光が収まると同時に、身体は信じられないほどの万能感に満たされていた。五感が異常なほどクリアになり、身体の芯でエネルギーが脈動している。
「これが……勇者の力……。でも、魔力そのものはあんまり増えてないな。現代人の限界ってやつか」
カタ、と微かな音が響く。
見上げると、椅子に座っていた勇者の骸から急速に光が失われ、サラサラと白い灰に変わっていく。風もないのに崩れ去り、衣服も机も、光の塵となって消えていった。
その静かな崩壊の終わり。床の上に、一つの金属が重々しい音を立てて転がった。
――コロリ。
それは骸の手首に嵌められていたはずの、青い宝石のついた指輪だった。
主を失った指輪は、いまや俺の魔力に反応するように、かすかに脈動しながら青い光を放っている。俺は歩み寄り、その指輪を拾い上げた。
【ユニーク魔道具:『亜空間の指輪』を認識しました】
【所有権が『佐藤 連』に移行します】
【機能:異界門の解錠、四次元格納庫】
意識を指輪の奥へ集中させると、脳裏に広大な闇の空間が浮かび上がった。
【格納アイテムを確認します】
・勇者の鉄剣(標準仕様・良質)×1
・旅人の外套(認識阻害・環境適応)×1
・異世界通貨(金貨50枚、銀貨100枚)
・回復薬×5
指輪の中には、当面は贅沢して暮らせるだけの金貨が眠っている。経済的な焦りは一切ない。

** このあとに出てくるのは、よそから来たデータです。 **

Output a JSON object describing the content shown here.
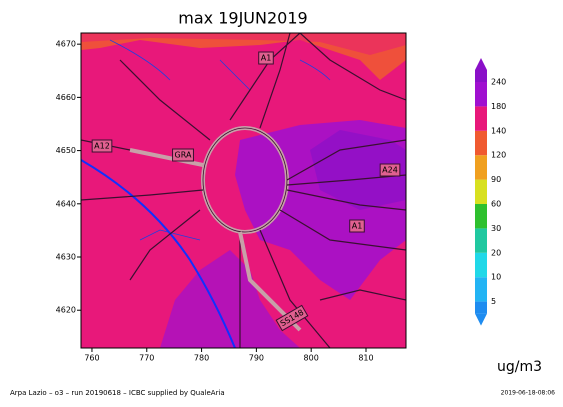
{
  "title": "max 19JUN2019",
  "map": {
    "xlim": [
      758,
      817.3
    ],
    "ylim": [
      4612.9,
      4672.1
    ],
    "xticks": [
      760,
      770,
      780,
      790,
      800,
      810
    ],
    "yticks": [
      4620,
      4630,
      4640,
      4650,
      4660,
      4670
    ],
    "road_labels": [
      "A1",
      "A12",
      "GRA",
      "A24",
      "A1",
      "SS148"
    ]
  },
  "colorbar": {
    "levels": [
      5,
      10,
      20,
      30,
      60,
      90,
      120,
      140,
      180,
      240
    ],
    "colors": [
      "#1e8cf0",
      "#22b4f4",
      "#20d8e8",
      "#20c8a0",
      "#2ec02e",
      "#d8e020",
      "#f0a020",
      "#f05a30",
      "#e8187a",
      "#a010d0",
      "#8a10c8"
    ],
    "unit": "ug/m3"
  },
  "footer": {
    "credit": "Arpa Lazio – o3 – run 20190618 – ICBC supplied by QualeAria",
    "timestamp": "2019-06-18-08:06"
  }
}
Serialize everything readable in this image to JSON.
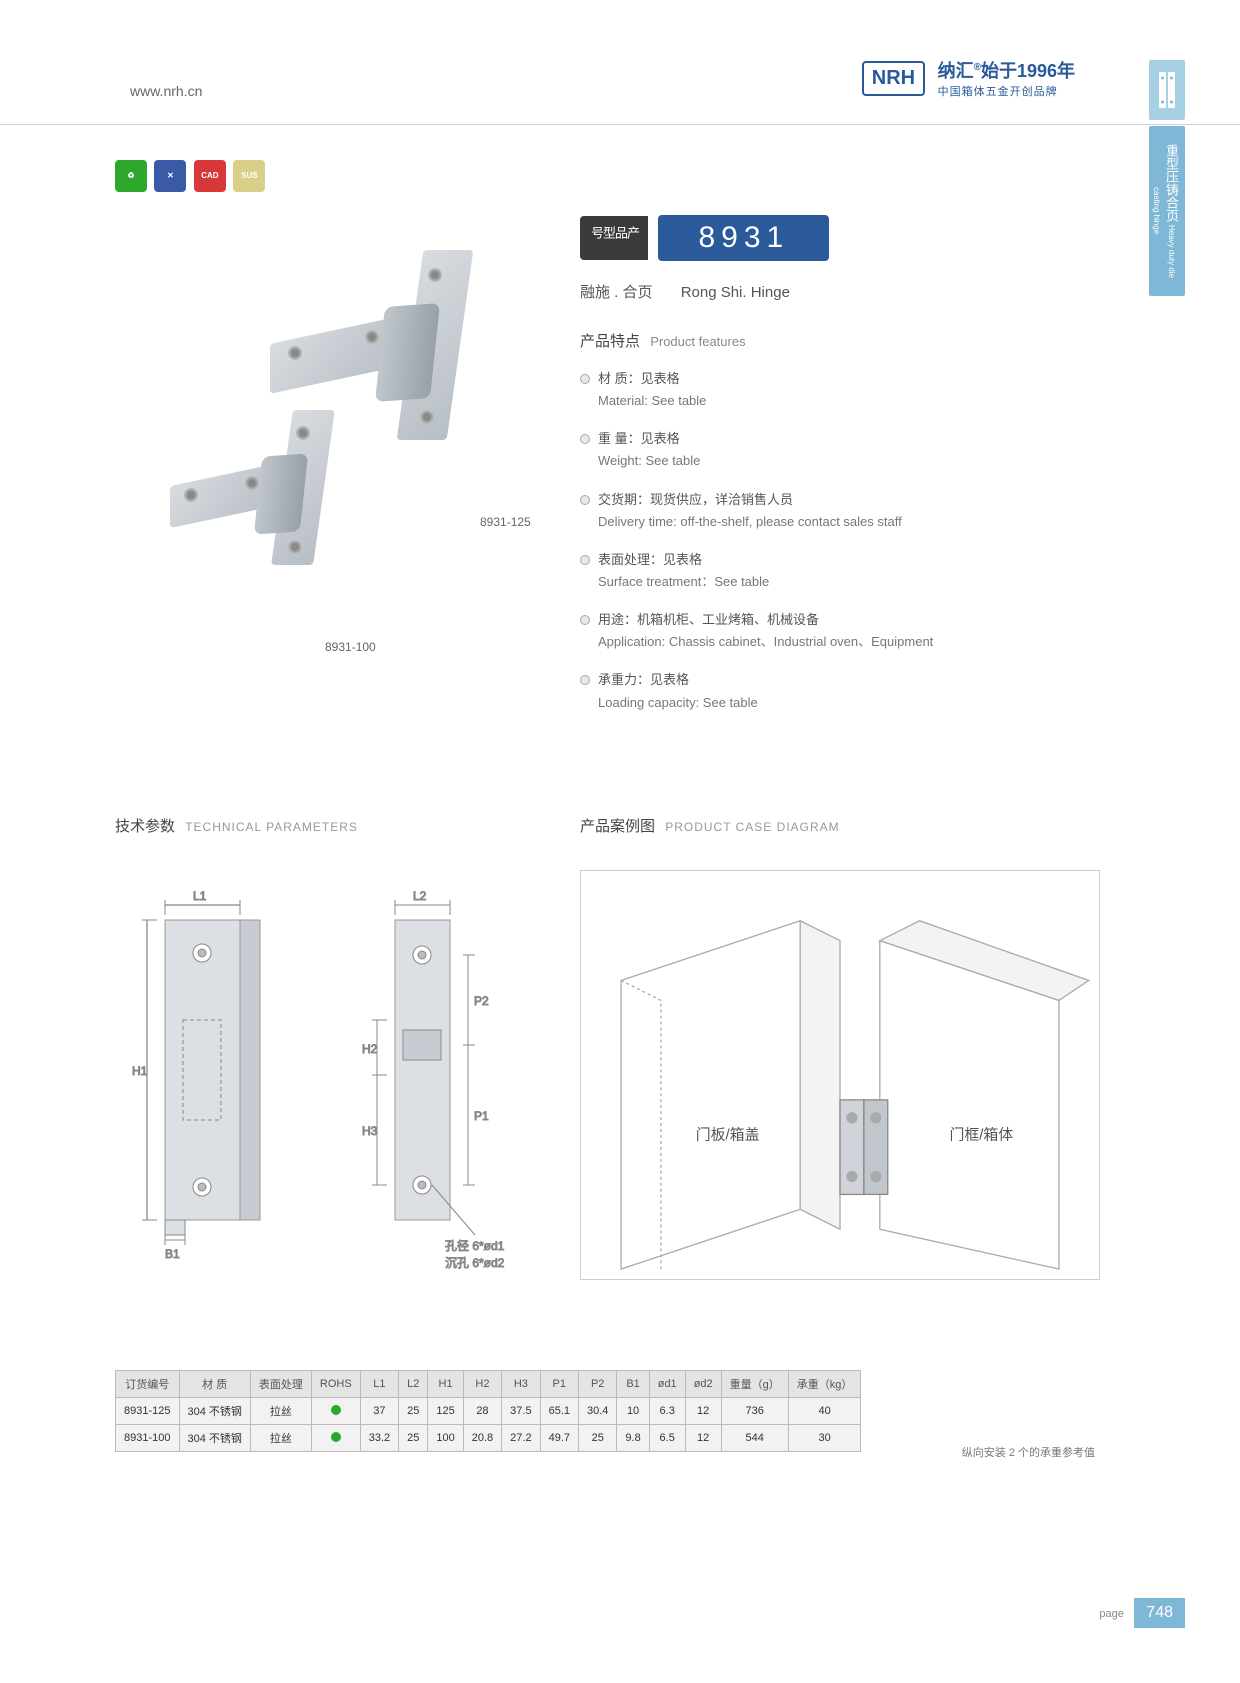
{
  "header": {
    "website": "www.nrh.cn",
    "logo_text": "NRH",
    "brand_cn": "纳汇",
    "brand_year": "始于1996年",
    "brand_sub": "中国箱体五金开创品牌"
  },
  "side_tabs": {
    "tab1_icon": "hinge",
    "tab2_cn": "重型压铸合页",
    "tab2_en": "Heavy duty die casting hinge"
  },
  "icon_badges": [
    {
      "color": "#2da82d",
      "label": "eco"
    },
    {
      "color": "#3a5aa8",
      "label": "X"
    },
    {
      "color": "#d83838",
      "label": "CAD"
    },
    {
      "color": "#d8d088",
      "label": "SUS"
    }
  ],
  "product_images": {
    "large_label": "8931-125",
    "small_label": "8931-100"
  },
  "product": {
    "model_label": "产品型号",
    "model_number": "8931",
    "subtitle_cn": "融施 . 合页",
    "subtitle_en": "Rong Shi. Hinge",
    "features_title_cn": "产品特点",
    "features_title_en": "Product features",
    "features": [
      {
        "cn": "材 质：见表格",
        "en": "Material: See table"
      },
      {
        "cn": "重 量：见表格",
        "en": "Weight: See table"
      },
      {
        "cn": "交货期：现货供应，详洽销售人员",
        "en": "Delivery time: off-the-shelf, please contact sales staff"
      },
      {
        "cn": "表面处理：见表格",
        "en": "Surface treatment：See table"
      },
      {
        "cn": "用途：机箱机柜、工业烤箱、机械设备",
        "en": "Application: Chassis cabinet、Industrial oven、Equipment"
      },
      {
        "cn": "承重力：见表格",
        "en": "Loading capacity: See table"
      }
    ]
  },
  "tech_params": {
    "title_cn": "技术参数",
    "title_en": "TECHNICAL PARAMETERS",
    "dim_labels": {
      "L1": "L1",
      "L2": "L2",
      "H1": "H1",
      "H2": "H2",
      "H3": "H3",
      "P1": "P1",
      "P2": "P2",
      "B1": "B1",
      "hole_note1": "孔径 6*ød1",
      "hole_note2": "沉孔 6*ød2"
    }
  },
  "case_diagram": {
    "title_cn": "产品案例图",
    "title_en": "PRODUCT CASE DIAGRAM",
    "door_label": "门板/箱盖",
    "frame_label": "门框/箱体"
  },
  "table": {
    "columns": [
      "订货编号",
      "材 质",
      "表面处理",
      "ROHS",
      "L1",
      "L2",
      "H1",
      "H2",
      "H3",
      "P1",
      "P2",
      "B1",
      "ød1",
      "ød2",
      "重量（g）",
      "承重（kg）"
    ],
    "rows": [
      [
        "8931-125",
        "304 不锈钢",
        "拉丝",
        "dot",
        "37",
        "25",
        "125",
        "28",
        "37.5",
        "65.1",
        "30.4",
        "10",
        "6.3",
        "12",
        "736",
        "40"
      ],
      [
        "8931-100",
        "304 不锈钢",
        "拉丝",
        "dot",
        "33.2",
        "25",
        "100",
        "20.8",
        "27.2",
        "49.7",
        "25",
        "9.8",
        "6.5",
        "12",
        "544",
        "30"
      ]
    ],
    "note": "纵向安装 2 个的承重参考值"
  },
  "footer": {
    "page_label": "page",
    "page_number": "748"
  },
  "colors": {
    "brand_blue": "#2a5a9a",
    "side_tab_bg": "#7eb8d6",
    "rohs_green": "#2ba82b",
    "table_header": "#e4e4e4",
    "table_cell": "#f2f2f2",
    "border_gray": "#bbb"
  }
}
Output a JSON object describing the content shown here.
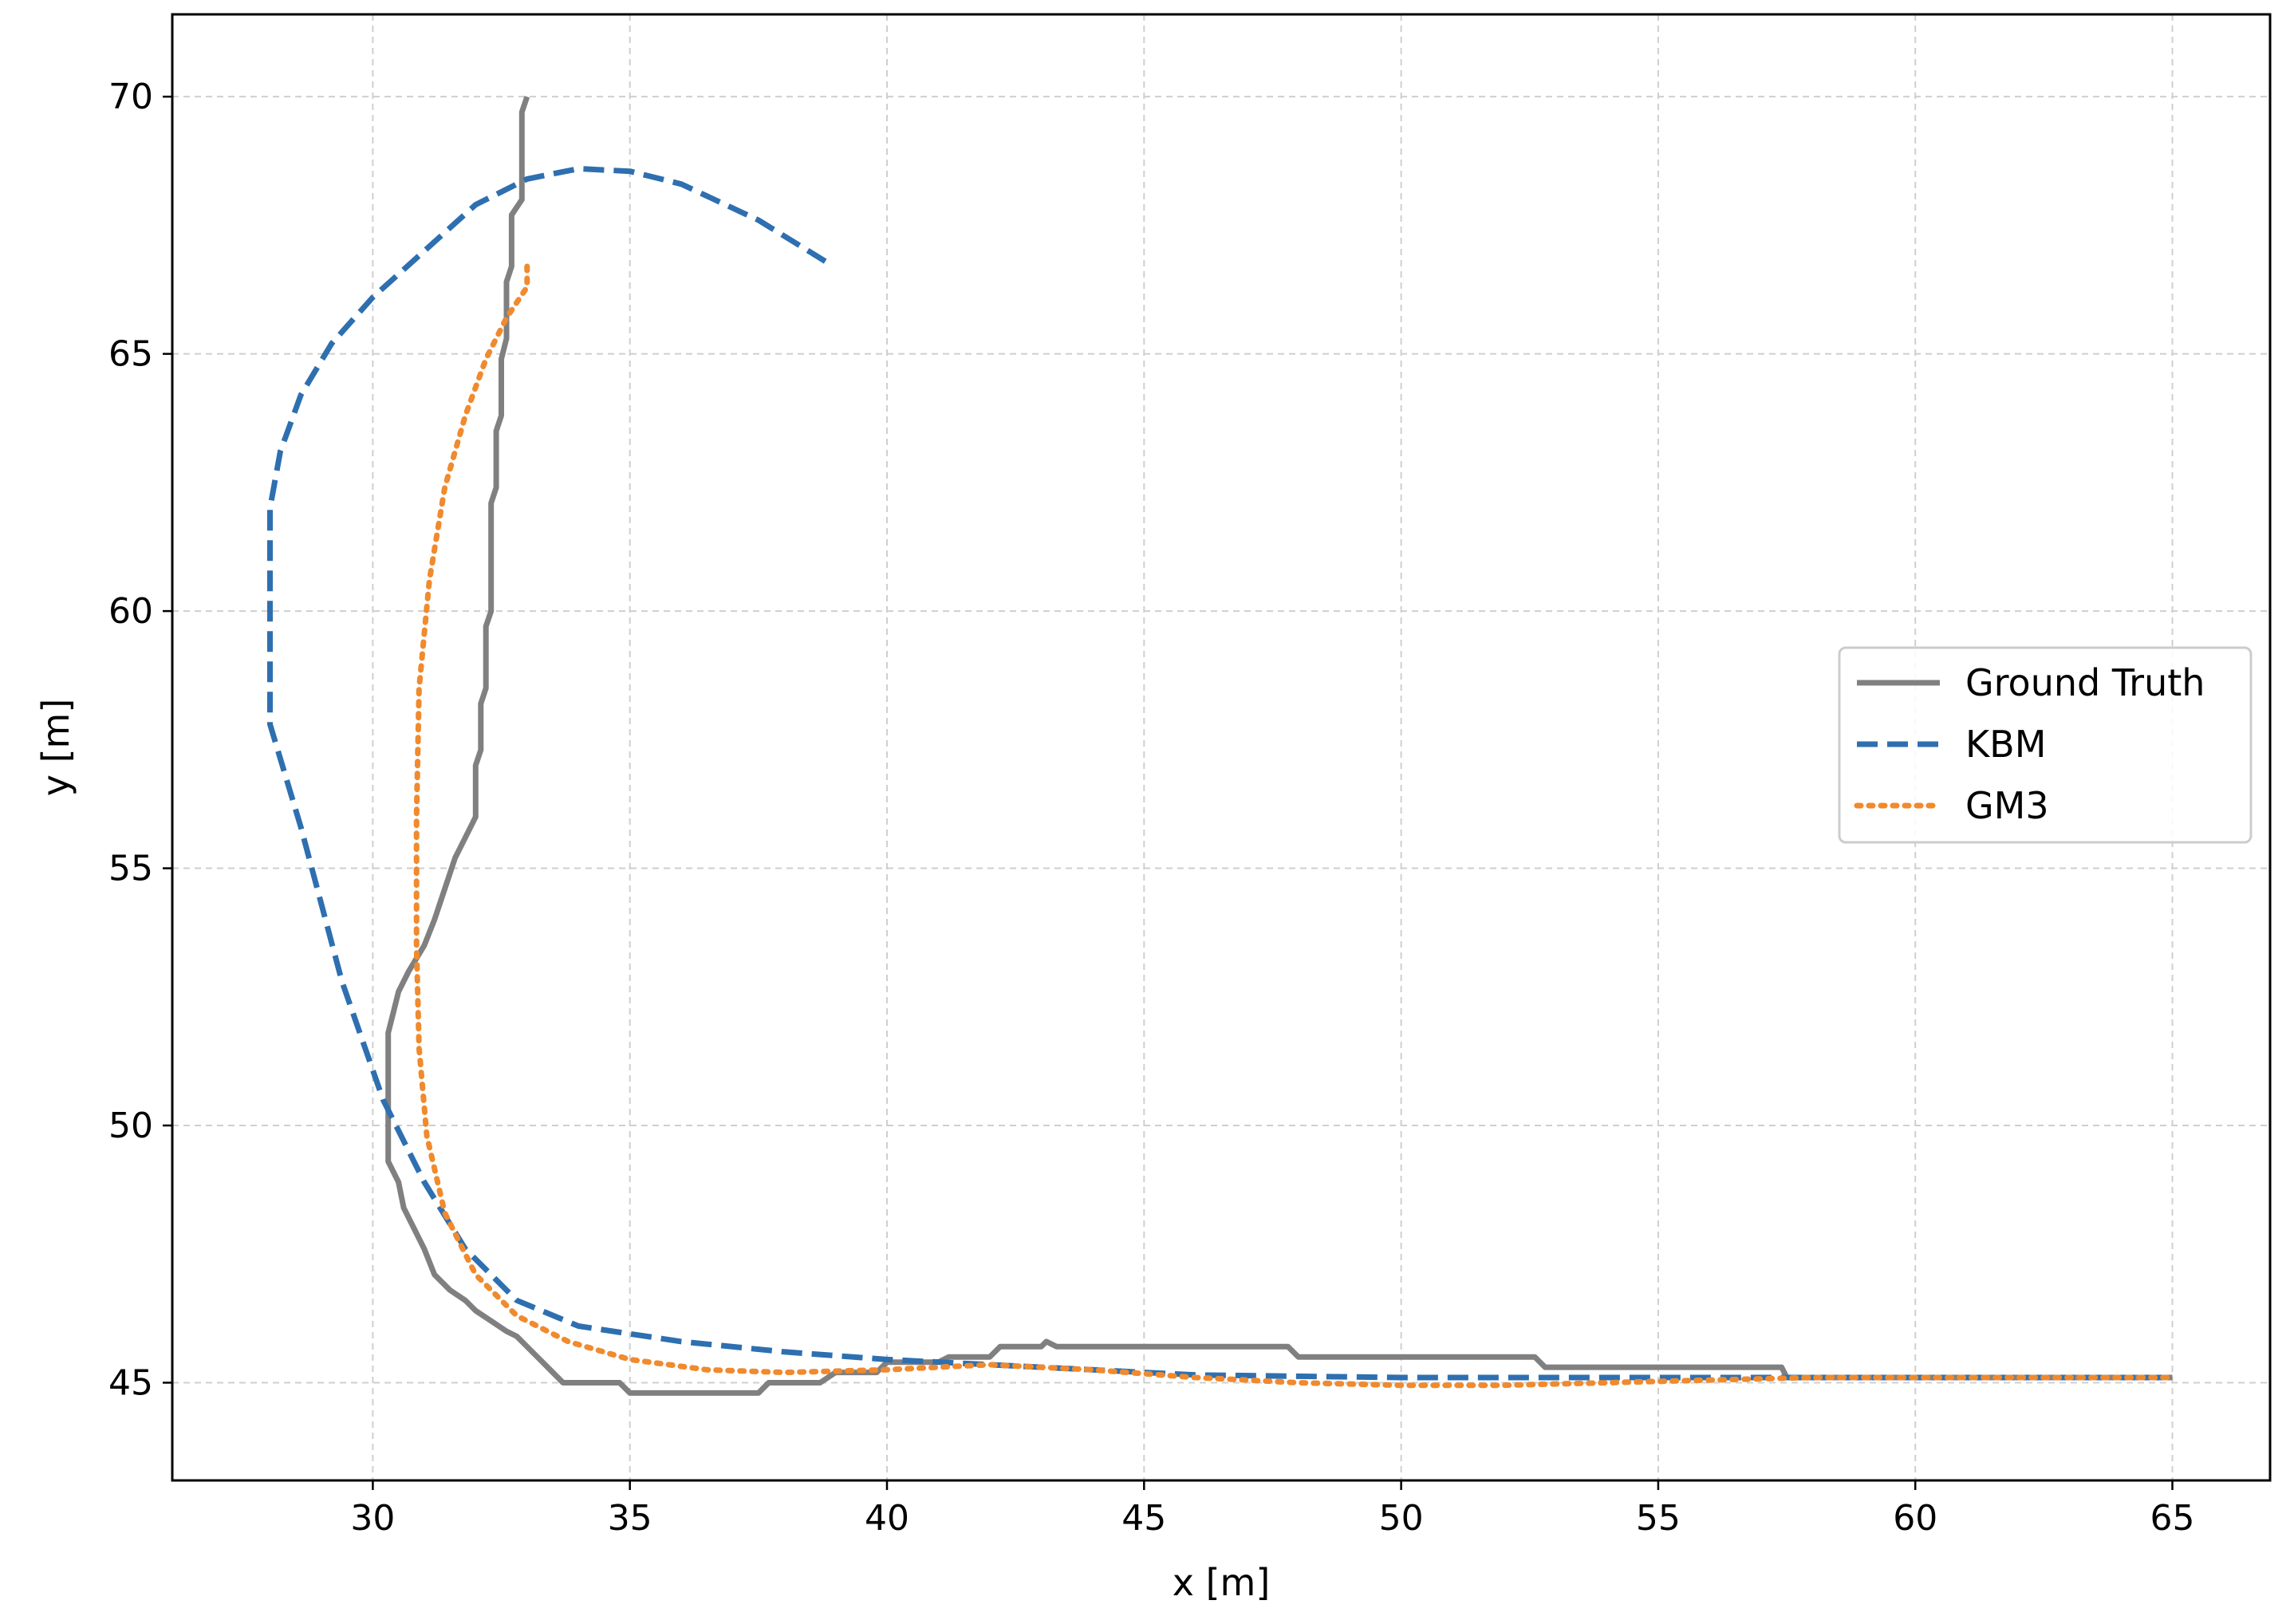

だが、俺はこの金には極力手をつけないと決めた。他人の遺産に頼り切るのはプライドが許さないし、なにより大金を持っていれば周囲に変な目をされる。世間体というやつだ。
「お金に困ってないのは助かるけど……極力、自分の力で稼いで生きていこう」
灰が消え去った虚空に向かって、俺は深く一礼した。
「あんたの力、確かに受け取った。……行ってくる」
指輪を左手の指へ嵌め、魔力を込める。青い宝石が眩い光を放ち、空間を裂くようにして、未知なる異世界へ繋がる巨大な「光の門」が目の前に開いた。
――浮遊感。そして、強烈な重力。
ドサリ、と硬い石畳の上に転がった。